Musk has now attempted to strike a more amiable tone,
meeting briefly with Trump at a Charlie Kirk memorial in Arizona in September
and again at a Saudi Investment Forum at the Kennedy Center in Washington last
month.
The president has stated that he believes he will
“always like” Musk, but has generally been less conciliatory,
remarking at the latter event:
“You are so lucky I am with you, Elon. Has he
ever thanked me properly?”
The SpaceX and Tesla CEOs did so on X.
What legal or constitutional risks arise from extended one‑party
control?
Extended one- party control pitfalls weakening separation of
powers, as unified superintendent/ legislative branches could pass laws
bypassing judicial review or minority rights protections.

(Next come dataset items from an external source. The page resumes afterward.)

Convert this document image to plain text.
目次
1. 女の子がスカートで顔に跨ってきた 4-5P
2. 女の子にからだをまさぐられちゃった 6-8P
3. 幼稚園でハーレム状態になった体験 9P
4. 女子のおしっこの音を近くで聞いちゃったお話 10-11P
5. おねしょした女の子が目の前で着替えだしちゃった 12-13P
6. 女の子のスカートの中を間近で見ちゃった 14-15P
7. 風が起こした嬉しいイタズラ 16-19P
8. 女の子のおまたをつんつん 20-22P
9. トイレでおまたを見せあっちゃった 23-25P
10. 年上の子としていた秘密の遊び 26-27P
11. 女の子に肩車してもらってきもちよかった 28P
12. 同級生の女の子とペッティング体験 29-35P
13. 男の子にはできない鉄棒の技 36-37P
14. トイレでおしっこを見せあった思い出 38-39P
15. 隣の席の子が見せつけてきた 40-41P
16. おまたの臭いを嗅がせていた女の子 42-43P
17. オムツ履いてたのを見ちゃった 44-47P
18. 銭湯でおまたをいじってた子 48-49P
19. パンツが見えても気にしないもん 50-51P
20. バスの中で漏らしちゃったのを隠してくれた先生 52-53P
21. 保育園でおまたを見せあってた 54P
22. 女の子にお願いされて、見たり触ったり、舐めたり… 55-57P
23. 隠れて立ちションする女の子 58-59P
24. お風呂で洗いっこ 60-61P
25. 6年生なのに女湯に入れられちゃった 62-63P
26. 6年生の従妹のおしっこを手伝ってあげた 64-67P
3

In the US, this might
lead to challenges under Composition I( legislative authority) or the 10th
Correction( federalism), with courts striking down overreaches as seen in
gerrymandering cases like Rucho v. Common Beget( 2019).
Dragged dominance fosters despotism, suppressing dissent and
enabling rights abuses without opposition responsibility. Constitutions like
Pakistan’s or Liberia’s explicitly ban one- party countries to help this; US
pitfalls include First Amendment challenges if party control stifles speech or
voting rights( e.g., Shelby County v. Holder fallout).
Without competition, corruption thrives via blurred state-
party lines and reduced oversight. Judicial review could bring executive
Procedure Act violations or equal protection claims if programs favor patriots,
as in patronage cases like Elrod v. Burns( 1976).